Nach dem Anschlag in Orlando ist das Rennen offener denn je

Ist es pietätlos, jetzt schon, nicht mal 24 Stunden nach dem schweren Anschlag auf einen Nachtclub in Orlando, bei dem offenbar mindestens 50 Menschen getötet wurden, über den Wahlkampf zu reden oder zu schreiben?

Möglich.

Aber es ist längst geschehen. Der designierte Präsidentschaftskandidat der Republikaner, Donald Trump, hat den Anschlag längst für seine Zwecke instrumentalisiert, als er Amtsinhaber Barack Obama zum Rücktritt aufforderte, nur weil der zunächst nicht von einem islamistischen Anschlag sprechen wollte.

Zwar hat sich die Terrormiliz IS zu dem Anschlag bekannt, allerdings sieht die Polizei in den USA für Verbindungen des Täters zum IS bisher keine Beweise. Kein Wunder, dass sich auch Obama mit Schuldzuweisungen zurückhielt, als er sagte:

„Wir wissen noch nicht, warum der Täter dies getan hat. Was klar ist, ist dies: Er war eine von Hass erfüllte Person.“

Seine Konkurrentin Hillary Clinton, die voraussichtlich für die Demokraten ins Rennen um die Präsidentschaft gehen wird, hielt sich ebenso wie Obama zurück.

Auswirkungen auf den Wahlkampf

Als ich im April mit zehn anderen deutschen Journalisten Redaktionen in den USA besucht habe, gaben sich die meisten unserer Kollegen dort davon überzeugt, dass Donald Trump als Präsidentschaftskandidat der Republikaner keine Chance haben würde – nicht im Vorwahlkampf gegen seine innerparteilichen Konkurrenten und erst recht nicht im entscheidenden Rennen gegen die designierte Kandidatin der Demokraten, Hillary Clinton.

Mit der ersten Einschätzung lagen schon viele daneben, wie sich im Mai zeigte. Auch mit der zweiten?

Jeff Mapes, der beim öffentlich-rechtlichen Radiosender OPB in Portland (Oregon) als politischer Reporter arbeitet, sah sich damals schon außerstande, eine verlässliche Prognose zu Trump abzugeben. Auf die Frage, ob er eine Erklärung für dessen Erfolg habe, sagte er:

„Die Erklärungen dafür lagen so oft daneben.

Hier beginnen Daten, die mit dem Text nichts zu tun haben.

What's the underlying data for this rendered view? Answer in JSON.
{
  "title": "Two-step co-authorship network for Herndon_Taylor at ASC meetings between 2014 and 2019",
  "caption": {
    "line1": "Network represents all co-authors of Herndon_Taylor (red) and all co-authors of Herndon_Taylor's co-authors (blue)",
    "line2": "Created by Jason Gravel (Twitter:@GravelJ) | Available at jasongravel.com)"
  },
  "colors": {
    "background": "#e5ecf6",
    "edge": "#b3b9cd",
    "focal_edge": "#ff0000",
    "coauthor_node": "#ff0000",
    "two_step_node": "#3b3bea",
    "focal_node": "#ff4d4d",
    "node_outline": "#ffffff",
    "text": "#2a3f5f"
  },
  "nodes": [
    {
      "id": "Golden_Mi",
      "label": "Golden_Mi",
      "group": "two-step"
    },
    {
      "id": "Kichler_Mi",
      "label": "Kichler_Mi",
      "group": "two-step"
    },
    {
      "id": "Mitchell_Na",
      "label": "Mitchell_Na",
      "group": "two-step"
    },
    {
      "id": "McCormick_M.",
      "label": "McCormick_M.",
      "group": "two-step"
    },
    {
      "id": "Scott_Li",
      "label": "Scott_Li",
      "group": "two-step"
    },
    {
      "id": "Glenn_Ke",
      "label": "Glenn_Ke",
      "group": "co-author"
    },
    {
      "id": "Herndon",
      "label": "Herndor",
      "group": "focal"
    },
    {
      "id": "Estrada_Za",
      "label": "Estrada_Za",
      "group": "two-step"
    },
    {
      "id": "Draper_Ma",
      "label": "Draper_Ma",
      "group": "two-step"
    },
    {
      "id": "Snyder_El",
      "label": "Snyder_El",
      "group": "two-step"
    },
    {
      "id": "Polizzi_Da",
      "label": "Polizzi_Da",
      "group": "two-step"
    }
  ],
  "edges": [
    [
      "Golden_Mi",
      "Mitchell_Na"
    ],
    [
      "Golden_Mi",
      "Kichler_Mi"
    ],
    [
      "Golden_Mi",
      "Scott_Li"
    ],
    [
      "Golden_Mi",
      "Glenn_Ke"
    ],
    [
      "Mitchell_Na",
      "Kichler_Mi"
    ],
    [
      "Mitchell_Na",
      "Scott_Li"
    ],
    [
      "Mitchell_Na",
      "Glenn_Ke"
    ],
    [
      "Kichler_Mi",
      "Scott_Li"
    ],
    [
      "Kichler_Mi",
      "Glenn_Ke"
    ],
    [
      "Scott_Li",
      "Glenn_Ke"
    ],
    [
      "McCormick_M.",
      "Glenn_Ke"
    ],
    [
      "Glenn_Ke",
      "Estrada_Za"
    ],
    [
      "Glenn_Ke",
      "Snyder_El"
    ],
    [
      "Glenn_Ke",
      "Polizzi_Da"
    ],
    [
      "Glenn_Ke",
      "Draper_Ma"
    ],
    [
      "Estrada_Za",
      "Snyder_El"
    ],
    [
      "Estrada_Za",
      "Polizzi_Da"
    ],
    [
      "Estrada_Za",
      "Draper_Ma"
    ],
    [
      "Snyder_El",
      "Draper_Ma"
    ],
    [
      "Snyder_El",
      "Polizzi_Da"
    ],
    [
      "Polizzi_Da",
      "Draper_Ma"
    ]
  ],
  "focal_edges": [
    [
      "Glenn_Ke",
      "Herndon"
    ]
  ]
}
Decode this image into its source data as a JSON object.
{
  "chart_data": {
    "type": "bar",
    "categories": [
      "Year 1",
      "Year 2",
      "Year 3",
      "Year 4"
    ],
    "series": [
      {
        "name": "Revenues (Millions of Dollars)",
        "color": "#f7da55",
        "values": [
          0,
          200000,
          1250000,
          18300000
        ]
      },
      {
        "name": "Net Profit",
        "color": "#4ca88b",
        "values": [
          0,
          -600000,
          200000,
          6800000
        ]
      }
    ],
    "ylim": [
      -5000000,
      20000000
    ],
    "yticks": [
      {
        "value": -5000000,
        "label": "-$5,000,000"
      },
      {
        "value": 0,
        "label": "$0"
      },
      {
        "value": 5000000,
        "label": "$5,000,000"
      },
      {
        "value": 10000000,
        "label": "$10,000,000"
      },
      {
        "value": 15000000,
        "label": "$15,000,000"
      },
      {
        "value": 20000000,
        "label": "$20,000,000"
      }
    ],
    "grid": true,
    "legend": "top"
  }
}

Es gab so viele Vorhersagen, dass die Leute eher müde von diesem Zirkusartisten würden und er nicht die ganzen Vorwahlen durchhalten würde. Sein Reiz wurde wirklich verkannt. Es besteht kein Zweifel, dass er die Sorgen eines bestimmten Teils der Amerikaner aufgenommen hat, ähnlich wie die rechten nationalistischen Parteien, die Sie in Europa haben. Sehr besorgt über die Einwanderung.“

Gerade dieser Aspekt wird in Zusammenhang mit dem Anschlag eine Rolle spielen, soll der Täter doch ein in Florida lebenden US-Bürger afghanischer Abstammung sein.

Nur zwei Ereignisse, so sagten viele der Journalisten, mit denen wir im April gesprochen haben, könnten den Wahlausgang zugunsten von Hillary Clinton noch ernsthaft in Gefahr bringen: eine ernste wirtschaftliche Krise und ein schwerer Terroranschlag. Viel wird jetzt davon abhängen, wie Trump und Clinton auf das Ereignis reagieren – und wie die Wähler das goutieren. Mit Rationalität allein war zumindest bei Trumps Anhängern ohnehin wenig zu erreichen. Sowohl er als auch Clinton haben sich in der Vergangenheit nicht gerade dadurch ausgezeichnet, dass sie die Herzen der Wähler erwärmen können – da dürfte der amtierende Präsident Barack Obama einen besseren Job machen.

Das Rennen, das vor allem in Europa viele schon für Hillary Clinton ausgemacht sahen, ist jetzt offener denn je.